Here are GP, DN, S & TVAI Benchmarks

Puget Systems did post a whole set of TL Software Benchmarks.

This benchmark is considered outdated.
However, I assume that it is still similar.


4090 is overall 11% faster than 6900XT

As pointed out in the last weeks, for TVAI, CPU is most important.

Too bad they didn’t test tiff or jpeg files with the photoapps.

Thanks a lot.The benchmark is very impressive though the version of video AI is not up to date.

It seem that RTX 40 series card are much faster in “4x slow motion”, which make the GeoMean Frame/sec looks good .

It is a bit strange that, for Deinterlace, 4090 is the same speed as 3060 ? :thinking:

For upscale 1080p to 4k, 4090 is only 10% faster than 3070 and 20% faster than 3060 ? :face_with_peeking_eye:

I have also made the experience with puget that you should read the individual values.

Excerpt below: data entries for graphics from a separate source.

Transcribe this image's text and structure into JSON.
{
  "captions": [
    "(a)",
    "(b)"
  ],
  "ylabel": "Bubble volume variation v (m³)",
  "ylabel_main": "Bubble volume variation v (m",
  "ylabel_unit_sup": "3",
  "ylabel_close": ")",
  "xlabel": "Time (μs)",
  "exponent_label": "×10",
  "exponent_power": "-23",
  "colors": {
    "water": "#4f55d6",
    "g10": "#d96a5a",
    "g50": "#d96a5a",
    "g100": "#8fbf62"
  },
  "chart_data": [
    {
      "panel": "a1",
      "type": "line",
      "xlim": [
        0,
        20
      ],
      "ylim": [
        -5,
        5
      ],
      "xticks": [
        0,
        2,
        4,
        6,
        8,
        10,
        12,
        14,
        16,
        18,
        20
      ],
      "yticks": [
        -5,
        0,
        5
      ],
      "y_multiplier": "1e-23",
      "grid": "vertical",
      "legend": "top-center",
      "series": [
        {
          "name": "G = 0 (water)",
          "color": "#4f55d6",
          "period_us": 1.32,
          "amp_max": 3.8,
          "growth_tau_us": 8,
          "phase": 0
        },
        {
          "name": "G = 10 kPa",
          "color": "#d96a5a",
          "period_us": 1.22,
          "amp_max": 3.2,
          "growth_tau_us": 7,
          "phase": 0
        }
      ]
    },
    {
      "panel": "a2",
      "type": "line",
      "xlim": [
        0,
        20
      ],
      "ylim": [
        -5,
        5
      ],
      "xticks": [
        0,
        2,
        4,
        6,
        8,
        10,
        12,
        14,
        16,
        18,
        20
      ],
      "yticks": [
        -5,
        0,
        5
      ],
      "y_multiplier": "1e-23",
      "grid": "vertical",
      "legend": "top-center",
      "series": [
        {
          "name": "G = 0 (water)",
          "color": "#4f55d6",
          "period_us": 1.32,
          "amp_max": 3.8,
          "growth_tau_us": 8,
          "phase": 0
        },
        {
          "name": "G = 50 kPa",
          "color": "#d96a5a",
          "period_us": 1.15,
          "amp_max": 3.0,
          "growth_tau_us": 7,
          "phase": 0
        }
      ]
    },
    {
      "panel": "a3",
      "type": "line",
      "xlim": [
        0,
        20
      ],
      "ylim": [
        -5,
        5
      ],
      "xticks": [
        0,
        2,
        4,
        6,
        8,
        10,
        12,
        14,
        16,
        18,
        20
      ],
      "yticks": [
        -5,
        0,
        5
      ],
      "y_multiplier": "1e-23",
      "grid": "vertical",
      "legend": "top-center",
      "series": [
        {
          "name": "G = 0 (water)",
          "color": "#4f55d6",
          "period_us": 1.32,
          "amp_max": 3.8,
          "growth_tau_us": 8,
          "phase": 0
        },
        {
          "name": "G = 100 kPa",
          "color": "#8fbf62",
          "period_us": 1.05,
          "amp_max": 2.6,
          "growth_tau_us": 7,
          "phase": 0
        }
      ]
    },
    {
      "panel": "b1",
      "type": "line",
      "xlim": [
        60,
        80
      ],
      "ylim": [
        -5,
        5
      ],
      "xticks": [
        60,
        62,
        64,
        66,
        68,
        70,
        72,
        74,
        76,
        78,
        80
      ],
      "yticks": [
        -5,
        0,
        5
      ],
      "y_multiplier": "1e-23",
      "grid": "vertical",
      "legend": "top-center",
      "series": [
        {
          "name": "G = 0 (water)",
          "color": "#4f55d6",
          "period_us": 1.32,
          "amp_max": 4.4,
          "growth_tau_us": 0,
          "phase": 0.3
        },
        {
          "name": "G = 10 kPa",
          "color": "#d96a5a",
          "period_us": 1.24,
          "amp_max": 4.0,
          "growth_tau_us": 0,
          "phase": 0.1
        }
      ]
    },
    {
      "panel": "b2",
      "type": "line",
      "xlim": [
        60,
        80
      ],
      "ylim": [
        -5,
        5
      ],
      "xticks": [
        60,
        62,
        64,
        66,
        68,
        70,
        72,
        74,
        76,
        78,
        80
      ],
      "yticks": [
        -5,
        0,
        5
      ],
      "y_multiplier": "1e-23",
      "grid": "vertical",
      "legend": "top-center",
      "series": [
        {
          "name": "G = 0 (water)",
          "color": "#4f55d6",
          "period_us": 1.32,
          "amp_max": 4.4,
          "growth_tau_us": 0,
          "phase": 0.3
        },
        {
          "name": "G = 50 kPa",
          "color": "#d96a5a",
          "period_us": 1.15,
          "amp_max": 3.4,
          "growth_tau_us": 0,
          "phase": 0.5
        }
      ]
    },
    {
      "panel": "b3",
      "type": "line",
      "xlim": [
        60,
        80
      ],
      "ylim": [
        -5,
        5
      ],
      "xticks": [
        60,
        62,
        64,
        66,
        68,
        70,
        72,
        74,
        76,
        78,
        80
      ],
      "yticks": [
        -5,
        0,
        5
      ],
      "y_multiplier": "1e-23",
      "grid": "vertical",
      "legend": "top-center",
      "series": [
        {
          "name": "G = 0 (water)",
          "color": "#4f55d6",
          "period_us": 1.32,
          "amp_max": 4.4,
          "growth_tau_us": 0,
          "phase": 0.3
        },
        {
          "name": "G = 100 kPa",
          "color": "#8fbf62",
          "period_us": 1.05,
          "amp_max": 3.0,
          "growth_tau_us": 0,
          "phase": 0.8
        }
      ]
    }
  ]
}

As with other websites, a single high value can make one product look better than another.

It may be that RDNA 3 catches up with the 4090, or it will.

And that the drivers, when optimized, will still get a lot out of it.

RDNA 3 can do multithreating, so to speak and this also means that it is good at handling paralell tasks.

Yes, the GPUs are already fast enough for everything we do, you have to approach programming differently now, you can’t do it sequentially.

Only then we will see how much the GPUs differ.

A user on the forum switched from a 5800X to a 7950X and is now 40% faster without switching GPU.

There is a 7990 XTX placeholder.

88 Tflop Fp32
176 Tflop Fp16

Always these rumors, with rumors you can harm companies very much.
That is why there is NDA.

Stream HPC has spoken up and I personally have a very good opinion of them.

“DON’T JUMP TO CONCLUSIONS! It is quite normal for A0 to be shared among partners. And apparently they thought it was a good idea to patch it for everyone. IMO this is just useless talk.”

This means that what the twitterer found is nothing more than “if chip A0 is in the system, there is no prefetch for it”. This does not mean that N31 is an A0 chip.

When I look at the structure of the slides from the reviews I could imagine that they have to set the sheduler correctly, since this distributes the work to the compute units.

A compute unit pair has 4 sheduler?

Or do I see this wrong and here four compute units are shown.

Well, in any case, I think that sheduling is difficult with a core that can do two things at once, because there is a big risk that for some reason only one thing is done instead of two.

And the performance uplift that was in the rumors refers with the 2.7x to the matrix multiplications, not to gaming.

Let’s say in theory (I’m no expert) you could still get about 30% out by adjusting the sheduler, in the best case.

Rumor has it that N31 was shipped with Beta silicon.

It is unclear how this will affect computing.

But AMD must always have bad luck, you could almost assume sabotage, I mean at the time there were similar problems with the Vega architecture.

One performance aspect which doesn’t seem to get enough attention is RAM speed.

I am currently in the process of setting up my new system, moving from a 5950X DDR4 to a 7950X DDR5 system (combined with a 4090). In the process of optimizing my RAM speed (OC RAM) I noticed that it makes a big difference for TVEAI (at least for Gaia and Artemis). Doubling the RAM speed (from 3200 to 6400, both DDR5) increases Gaia and Artemis speed by almost 50%. CPU and GPU were kept at the same speed.

I also noticed that there is some initialization problem in v3.07 (and other versions most likely too) with Gaia. I do the same simple steps of launching TVEAI, loading a video (the 720p test video from this forum) and pressing the export button (Gaia 2x upscale with NVIDIA h265 encoding is auto-selected). About half the time, performance is about 7fps and the other half it’s 12fps. And I can assure you that there is essentially nothing else running on the system.


In fact, it comes up short.

And what I’ve seen on my Threadripper is that the memory channel count isn’t that important, as I’ve only seen a load around 4 GB per second.

I.e. in “theory” only one ram bar would be enough and you could overclock it to the limit if you really want to.

How that changes after the performance optimization can not be said yet.